Be sure to take competent advice on matching your shaft's spine and point weight to your bow's draw weight, no matter what brand or material you go with. You might not nail a perfectly exact spine down until later, but you will get good arrow flight with a closely-matched shaft. A good trad dealer that speaks "recurve" should be able to match you up, as well as a consensus of recommendations from the forum folk here. A compound dealer may not comprehend the nature of matching spine to recurve, and often will over-spine the archer because they only stock compound spines (IOW, they sell what they've got, rather than what you need).
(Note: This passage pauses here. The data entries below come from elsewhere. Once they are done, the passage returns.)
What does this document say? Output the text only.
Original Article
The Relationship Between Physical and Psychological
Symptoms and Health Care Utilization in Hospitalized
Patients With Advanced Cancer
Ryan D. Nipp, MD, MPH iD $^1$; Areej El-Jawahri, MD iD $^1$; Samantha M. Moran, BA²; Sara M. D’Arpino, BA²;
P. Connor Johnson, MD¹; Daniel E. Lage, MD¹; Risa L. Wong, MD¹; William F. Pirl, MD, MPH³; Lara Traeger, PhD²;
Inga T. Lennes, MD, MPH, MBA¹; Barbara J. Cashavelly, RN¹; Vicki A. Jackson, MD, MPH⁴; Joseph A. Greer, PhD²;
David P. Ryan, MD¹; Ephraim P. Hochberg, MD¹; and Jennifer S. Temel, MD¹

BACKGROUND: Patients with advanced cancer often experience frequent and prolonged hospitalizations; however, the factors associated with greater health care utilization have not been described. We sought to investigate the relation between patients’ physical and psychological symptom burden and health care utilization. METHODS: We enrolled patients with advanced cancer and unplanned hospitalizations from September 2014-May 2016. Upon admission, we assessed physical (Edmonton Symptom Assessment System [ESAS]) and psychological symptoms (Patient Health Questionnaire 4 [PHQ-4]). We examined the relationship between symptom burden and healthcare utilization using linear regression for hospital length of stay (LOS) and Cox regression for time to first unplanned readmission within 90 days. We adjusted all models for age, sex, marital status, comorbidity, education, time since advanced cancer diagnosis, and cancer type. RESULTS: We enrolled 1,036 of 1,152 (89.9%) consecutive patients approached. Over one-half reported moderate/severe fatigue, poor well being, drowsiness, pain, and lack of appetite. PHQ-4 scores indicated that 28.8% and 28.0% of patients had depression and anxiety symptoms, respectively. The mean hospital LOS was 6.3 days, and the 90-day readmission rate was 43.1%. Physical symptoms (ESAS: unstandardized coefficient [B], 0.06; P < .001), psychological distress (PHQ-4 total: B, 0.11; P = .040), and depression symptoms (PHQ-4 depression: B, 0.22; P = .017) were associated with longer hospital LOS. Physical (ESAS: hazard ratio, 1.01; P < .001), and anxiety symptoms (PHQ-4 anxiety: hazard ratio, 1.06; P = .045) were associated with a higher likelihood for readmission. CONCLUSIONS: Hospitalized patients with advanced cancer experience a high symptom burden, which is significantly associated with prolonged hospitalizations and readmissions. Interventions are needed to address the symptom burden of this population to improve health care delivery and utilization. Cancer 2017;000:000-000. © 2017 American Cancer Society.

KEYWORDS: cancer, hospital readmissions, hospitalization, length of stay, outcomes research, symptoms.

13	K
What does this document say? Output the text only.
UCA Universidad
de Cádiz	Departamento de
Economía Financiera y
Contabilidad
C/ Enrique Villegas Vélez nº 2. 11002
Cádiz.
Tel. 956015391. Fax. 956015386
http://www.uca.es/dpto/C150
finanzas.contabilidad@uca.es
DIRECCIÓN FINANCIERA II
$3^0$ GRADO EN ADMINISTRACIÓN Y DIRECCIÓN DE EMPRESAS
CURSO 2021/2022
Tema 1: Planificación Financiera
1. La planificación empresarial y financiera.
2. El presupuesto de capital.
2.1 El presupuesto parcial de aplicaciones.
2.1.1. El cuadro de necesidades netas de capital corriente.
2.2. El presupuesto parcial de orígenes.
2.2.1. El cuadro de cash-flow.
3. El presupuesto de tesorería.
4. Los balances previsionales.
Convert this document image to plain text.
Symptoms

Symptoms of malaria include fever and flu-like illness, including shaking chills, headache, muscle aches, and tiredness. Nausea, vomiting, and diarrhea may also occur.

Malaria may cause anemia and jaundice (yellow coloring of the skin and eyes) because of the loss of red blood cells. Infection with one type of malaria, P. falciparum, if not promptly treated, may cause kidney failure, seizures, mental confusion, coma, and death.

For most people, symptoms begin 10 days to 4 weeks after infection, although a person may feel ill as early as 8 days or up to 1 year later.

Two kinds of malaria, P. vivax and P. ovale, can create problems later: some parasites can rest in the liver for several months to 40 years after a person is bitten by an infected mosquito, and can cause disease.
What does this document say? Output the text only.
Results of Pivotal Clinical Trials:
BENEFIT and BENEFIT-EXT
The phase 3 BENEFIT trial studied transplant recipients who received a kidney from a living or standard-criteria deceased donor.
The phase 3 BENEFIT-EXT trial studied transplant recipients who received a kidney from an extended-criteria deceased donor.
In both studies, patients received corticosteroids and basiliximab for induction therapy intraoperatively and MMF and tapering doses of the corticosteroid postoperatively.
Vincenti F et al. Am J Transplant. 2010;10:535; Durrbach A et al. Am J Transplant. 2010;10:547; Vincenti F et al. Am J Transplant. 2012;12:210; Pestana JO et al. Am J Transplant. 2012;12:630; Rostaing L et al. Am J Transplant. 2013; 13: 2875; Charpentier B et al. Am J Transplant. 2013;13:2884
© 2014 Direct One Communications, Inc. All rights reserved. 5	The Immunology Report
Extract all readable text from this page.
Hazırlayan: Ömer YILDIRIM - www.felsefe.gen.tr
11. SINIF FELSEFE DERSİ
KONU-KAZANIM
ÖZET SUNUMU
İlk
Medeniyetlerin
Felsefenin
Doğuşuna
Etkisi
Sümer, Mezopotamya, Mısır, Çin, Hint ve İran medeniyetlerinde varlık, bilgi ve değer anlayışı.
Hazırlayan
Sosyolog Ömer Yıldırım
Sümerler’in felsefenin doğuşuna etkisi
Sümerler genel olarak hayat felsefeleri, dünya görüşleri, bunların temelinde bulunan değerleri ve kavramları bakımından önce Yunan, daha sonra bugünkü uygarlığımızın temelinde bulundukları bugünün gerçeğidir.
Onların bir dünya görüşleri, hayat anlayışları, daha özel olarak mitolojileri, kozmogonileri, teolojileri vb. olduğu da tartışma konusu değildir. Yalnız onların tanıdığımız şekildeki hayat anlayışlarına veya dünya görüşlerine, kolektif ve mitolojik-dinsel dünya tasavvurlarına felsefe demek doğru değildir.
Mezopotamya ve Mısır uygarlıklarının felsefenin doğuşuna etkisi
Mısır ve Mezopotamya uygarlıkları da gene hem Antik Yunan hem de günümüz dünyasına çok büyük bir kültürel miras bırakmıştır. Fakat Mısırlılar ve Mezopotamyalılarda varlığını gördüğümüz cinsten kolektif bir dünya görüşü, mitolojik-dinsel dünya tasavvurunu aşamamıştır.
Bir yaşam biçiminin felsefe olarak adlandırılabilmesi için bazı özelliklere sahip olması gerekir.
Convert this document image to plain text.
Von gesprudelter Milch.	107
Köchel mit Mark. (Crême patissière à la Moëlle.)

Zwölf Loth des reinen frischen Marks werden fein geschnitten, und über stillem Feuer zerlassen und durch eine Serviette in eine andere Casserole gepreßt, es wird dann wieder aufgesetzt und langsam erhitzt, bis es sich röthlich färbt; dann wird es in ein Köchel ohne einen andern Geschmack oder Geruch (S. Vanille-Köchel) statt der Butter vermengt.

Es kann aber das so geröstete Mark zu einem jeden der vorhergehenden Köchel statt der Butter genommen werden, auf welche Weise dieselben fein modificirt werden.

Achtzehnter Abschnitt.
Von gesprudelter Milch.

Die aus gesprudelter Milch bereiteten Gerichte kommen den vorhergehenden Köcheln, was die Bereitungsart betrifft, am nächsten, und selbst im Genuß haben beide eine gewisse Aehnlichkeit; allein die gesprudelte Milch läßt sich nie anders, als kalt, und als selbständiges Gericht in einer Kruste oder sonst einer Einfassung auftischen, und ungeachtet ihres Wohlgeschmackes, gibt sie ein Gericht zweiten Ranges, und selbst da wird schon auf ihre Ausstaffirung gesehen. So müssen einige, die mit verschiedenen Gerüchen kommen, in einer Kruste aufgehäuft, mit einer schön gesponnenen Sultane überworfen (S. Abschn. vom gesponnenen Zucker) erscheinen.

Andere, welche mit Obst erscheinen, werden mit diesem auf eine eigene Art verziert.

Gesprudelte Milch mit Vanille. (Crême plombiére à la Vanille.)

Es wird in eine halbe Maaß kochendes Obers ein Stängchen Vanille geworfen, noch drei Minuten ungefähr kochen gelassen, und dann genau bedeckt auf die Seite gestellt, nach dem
Great book for self-teaching: Camera's "Shooting the Stickbow". Twenty dollars, 400 pages, everything covered from ground-up. 

Good luck.


----------



## Curtis S. (Mar 1, 2010)

Thanks everybody for the input. i believe i should be able to take it from here.


----------



## Joe Hohmann (Oct 24, 2013)

I'm trying to keep things simple. When I got my vintage 30# recurve last Oct., I brought it to a archery shop/training place and asked to be set up. They put a plastic Hoyt Hunter rest on it, and sold me 6 Beman ICS Hunter Jr. arrows (these carbon/vane arrows are for bows under 40#). This seem to be working fine for me. The arrows now have a bit over 700 launches each. I'm trying not to get into add-on gizmos. If my progress no longer continues to improve, I'll sign up for lessions.


----------



## j.conner (Nov 12, 2009)

That sounds like a good way to go, Joe. You got some good guidance at that shop, IMHO.


----------



## Curve1 (Nov 25, 2009)

I've shot off the shelf some back years ago. Both have their advantages. Like stated above, a rest offers more tunability.
For hunting, I prefer off the shelf. If I were to hunt with a rest I would make sure it's not going to fall off like some of the stick-on types have done for me. Or, if it is a stick-on rest I would add some type of glue to lessen the chance of it coming off...also, carry an extra rest with you in the field.


----------